Im Rahmen des European Media Art Festival (EMAF) wurde die Fassade des realen Osnabrücker Rathauses zur Projektionsfläche einer temporären Installation im öffentlichen Raum. Das Gebäude fungiert dabei nicht nur als architektonischer Träger, sondern auch als Symbol für politische Institutionen, Öffentlichkeit und demokratische Ordnung im Stadtraum.
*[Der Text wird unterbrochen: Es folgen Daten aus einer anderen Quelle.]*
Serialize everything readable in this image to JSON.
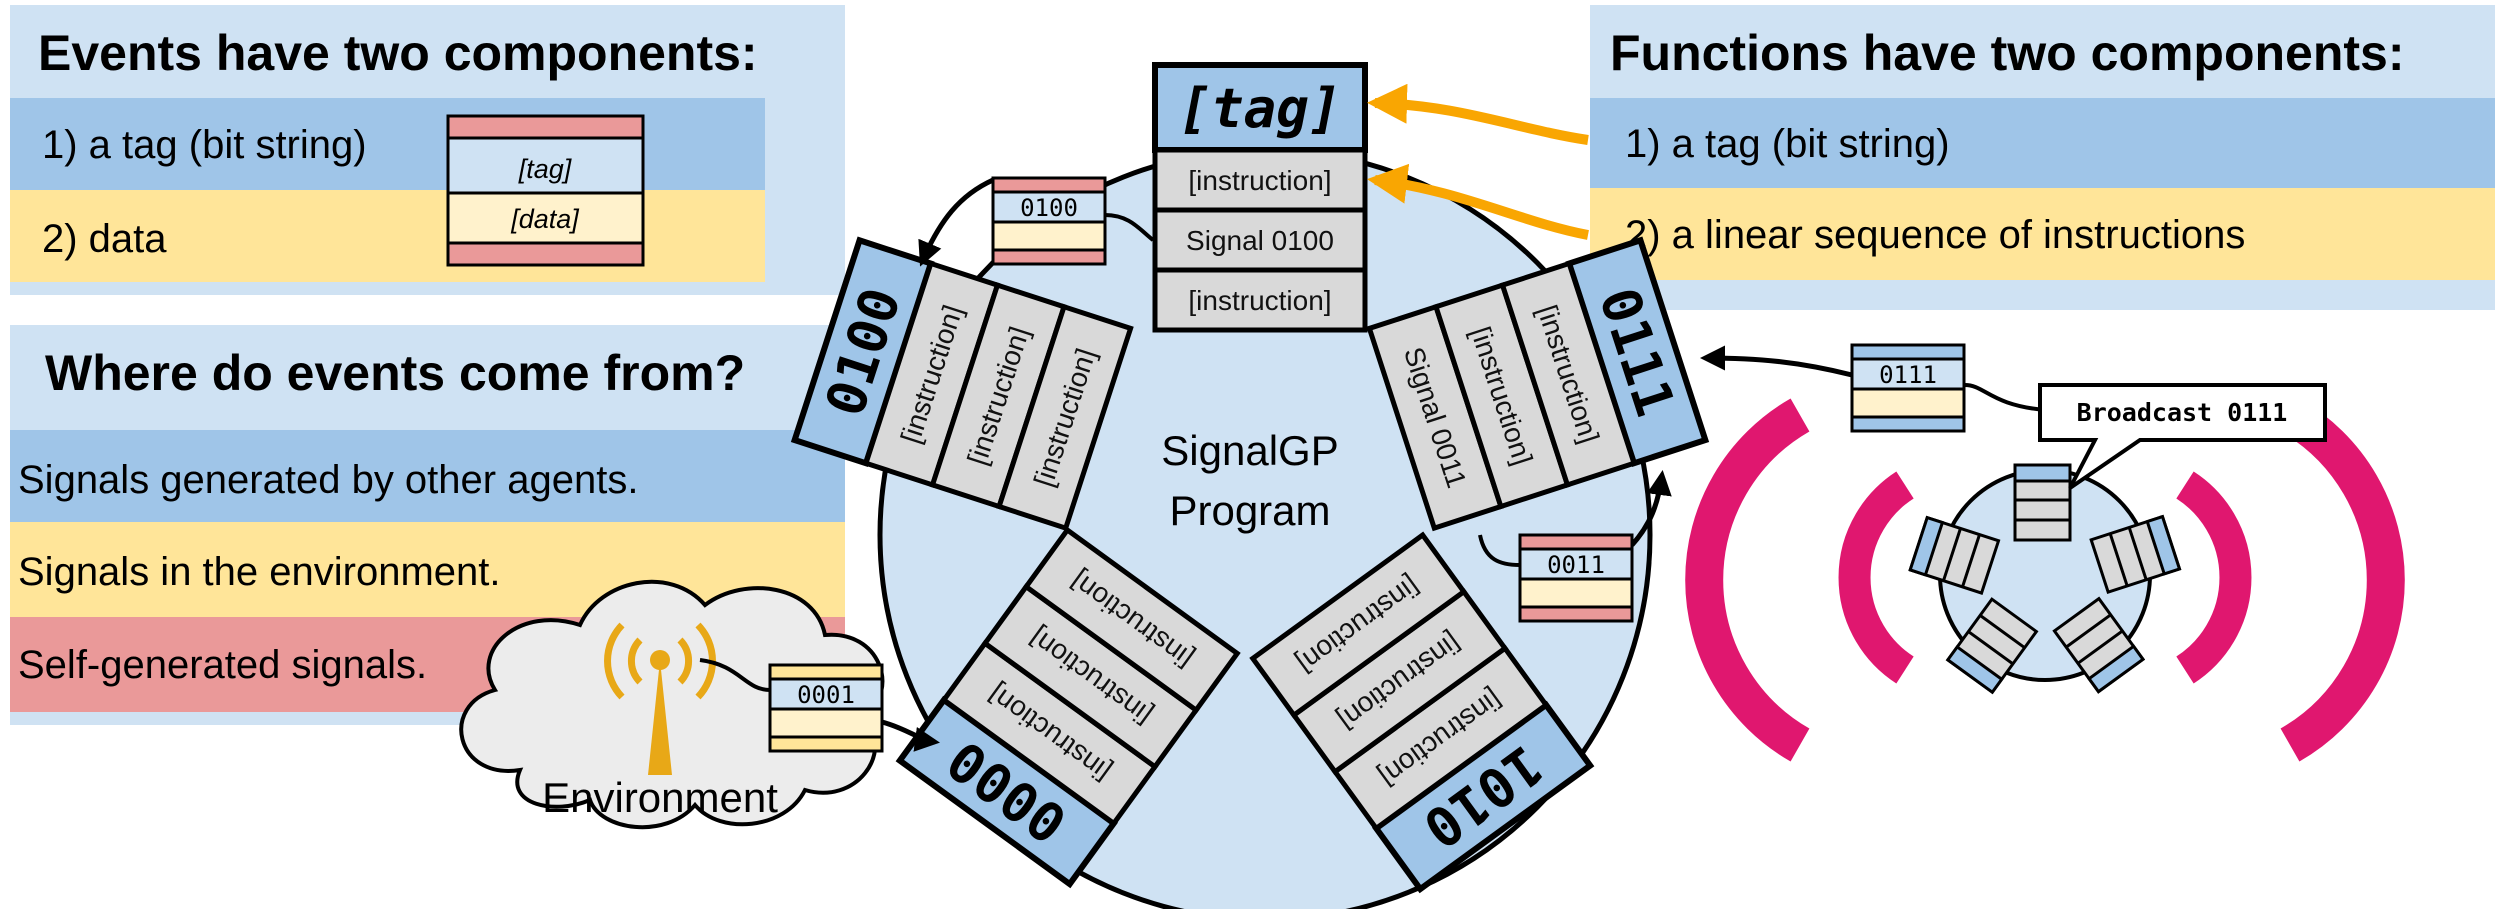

Die Interaktion erfolgt ausschließlich über Bewegung und räumliche Distanz. Der eigene Schatten wird Teil der Projektion und legt sich zunehmend über die Architektur, wodurch das Gebäude visuell in den Hintergrund tritt. Die Installation übersetzt damit ein abstraktes Verhältnis – Nähe und Distanz zu Institutionen – in eine unmittelbar erfahrbare Situation.
Unbesehen formuliert so ein gesellschaftskritisches Statement über Wahrnehmung, Verantwortung und politische Entfremdung:Nicht die Institution verändert sich – sondern der Blick auf sie.